Not that long ago, retirement meant leaving work, fully, by age 65 to live off a pension and Social Security in your golden years. But retirement is looking much different for baby boomers, and it will likely mean something else entirely to future generations.

Here are four reasons the face of retirement is changing today: 

  1. Longer life spans. People are working longer today because they’re living longer. In the 1930s, men lived, on average, until age 58. Most women could expect to live to just 62. Today, life expectancy in the United States is at a record high. The average American can expect to live to 78.8 years, according to the Centers for Disease Control and Prevention.
  2. Improved health and health care. Modern medicine and a better understanding of what makes a healthy lifestyle—sensible diets, regular exercise—have reduced the prevalence of disease and other ailments that previously left people incapacitated. As a result, many more people are able to live relatively normal, active lives.
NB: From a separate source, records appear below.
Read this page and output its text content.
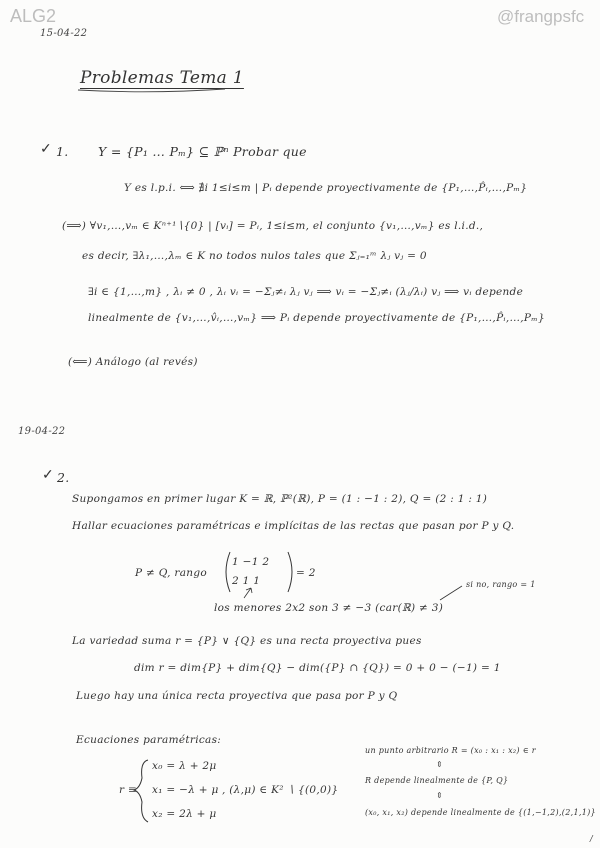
ALG2	@frangpsfc
15-04-22
Problemas Tema 1
✓ 1. Y = {P₁ … Pₘ} ⊆ ℙⁿ Probar que
Y es l.p.i. ⟺ ∄i 1≤i≤m | Pᵢ depende proyectivamente de {P₁,…,P̂ᵢ,…,Pₘ}
(⟹) ∀v₁,…,vₘ ∈ Kⁿ⁺¹∖{0} | [vᵢ] = Pᵢ, 1≤i≤m, el conjunto {v₁,…,vₘ} es l.i.d.,
es decir, ∃λ₁,…,λₘ ∈ K no todos nulos tales que Σⱼ₌₁ᵐ λⱼ vⱼ = 0
∃i ∈ {1,…,m} , λᵢ ≠ 0 , λᵢ vᵢ = −Σⱼ≠ᵢ λⱼ vⱼ ⟹ vᵢ = −Σⱼ≠ᵢ (λⱼ/λᵢ) vⱼ ⟹ vᵢ depende
linealmente de {v₁,…,v̂ᵢ,…,vₘ} ⟹ Pᵢ depende proyectivamente de {P₁,…,P̂ᵢ,…,Pₘ}
(⟸) Análogo (al revés)
19-04-22
✓ 2.
Supongamos en primer lugar K = ℝ, ℙ²(ℝ), P = (1 : −1 : 2), Q = (2 : 1 : 1)
Hallar ecuaciones paramétricas e implícitas de las rectas que pasan por P y Q.
P ≠ Q, rango
1 −1 2
2 1 1
= 2
si no, rango = 1
los menores 2x2 son 3 ≠ −3 (car(ℝ) ≠ 3)
La variedad suma r = {P} ∨ {Q} es una recta proyectiva pues
dim r = dim{P} + dim{Q} − dim({P} ∩ {Q}) = 0 + 0 − (−1) = 1
Luego hay una única recta proyectiva que pasa por P y Q
Ecuaciones paramétricas:
r ≡
x₀ = λ + 2μ
x₁ = −λ + μ
x₂ = 2λ + μ
, (λ,μ) ∈ K² ∖ {(0,0)}
un punto arbitrario R = (x₀ : x₁ : x₂) ∈ r
⇕
R depende linealmente de {P, Q}
⇕
(x₀, x₁, x₂) depende linealmente de {(1,−1,2),(2,1,1)}
/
  3. Active retirees. Because of longer life spans and better health, many Americans are finding they want to do something constructive with their remaining years, whether that’s raising grandchildren, launching a second career, or volunteering in the community. Research from the Aegeon Center for Longevity and Retirement found that, among adults 55 and older, 51 percent wanted to continue working until 65 or later. Among those adults, the majority—59 percent—said they wanted to continue working to keep active and alert. 
  4. Flexible employers. Baby boomers’ new approach to retirement as well as workforce needs are persuading employers to rethink the way they handle retirement. Many businesses are finding ways to keep older employees on part time or in mentorship roles. Some are transitioning older workers into positions that are less physically demanding. However, the Aegeon study found that employers could be doing more. Many don’t provide retraining options or continued healthcare coverage, and 31 percent still provide no transitional support.